Anch’esso attinge a piene mani dalla tradizione, proponendo situazioni già viste e riviste (una passeggiata su un aquila volante? Un boss che si mangia una torre costringendoci a salire il più velocemente possibile? Ma dai…) ma purtroppo non è riuscito ad imparare da alcuni errori del passato. Qualche tuffo nel vuoto non previsto, occasionali problemi di collisioni con le piattaforme e un paio di glitch ci hanno fatto compagnia durante l’avventura, rievocando ricordi che avremmo preferito risparmiarci.
TEMPI ANDATI MA NEANCHE TANTO
La pixel-art di Abathor non raggiunge gli eccelsi livelli ammirati in prodotti raffinati, anche se diversi, come Sea of Stars, Dead Cells o il recente Animal Wells, ma è caratterizzata da una palette di colori molto ampia e da un livello di dettaglio decisamente più alto rispetto alla vecchia scuola.
Se Streets of Rage 4 ha dato il via ad un rinascimento del genere, titoli come Abathor tengono viva la fiamma di un genere scomparso per due decenni
Ancora una volta ci preme sottolineare quanto Abathor risulti superiore se giocato in compagnia di qualcuno.
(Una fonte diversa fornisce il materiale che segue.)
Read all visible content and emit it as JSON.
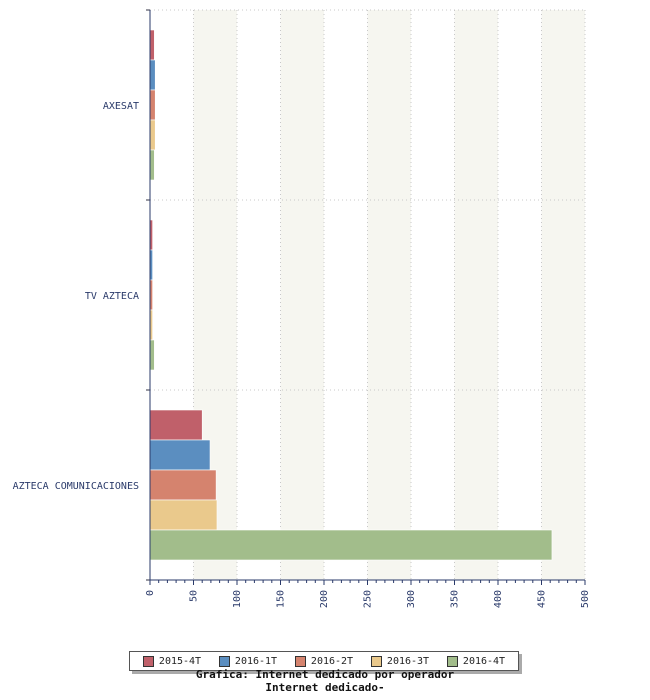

La presenza di due o più eroi non solo rende l’azione più veloce e coinvolgente ma riesce anche ad equilibrare meglio il livello di difficoltà e sopratutto a diluire quelle due o tre fasi del gioco che in singolo risultano un po’ troppo stiracchiate e ridondanti. Se il ritorno di Streets of Rage e delle Tartarughe Ninja hanno di fatto aperto un periodo di rinascimento per belt-brawlers, action-platform e via dicendo, nel sottobosco Indie titoli come Mother Russia Bleeds e il qui presente Abathor tengono viva la fiamma di un genere che dopo la sua golden age era fondamentalmente sparito. I videogiocatori “over anta” come il sottoscritto non possono che gioire e godersi il momento finché durerà.
In Breve: Un action-platform sulla falsariga di vecchie glorie del passato, che mantiene viva la fiamma di un genere scomparso per quasi due decenni. Abathor non è un titolo perfetto e non inventa nulla di nuovo, ma fa ciò che deve in maniera equilibrata e garbata, forte di una modalità coop divertente e competitiva il giusto, capace da sola di chiamare a raccolta giocatori di tutte le età.
Piattaforma di Prova: PS5
Com’è, come gira: Nessun problema a girare su PS5 anche in coop a quattro giocatori (e ci mancherebbe visto il tenore tecnico di cui stiamo parlando), ma Abathor è afflitto da un po’ di difetti che hanno reso l’esperienza meno piacevole e fluida di quello che avremmo sperato. Alcuni possono essere corretti, altri sono dovuti ad errori di design che speravamo facessero ormai parte del passato.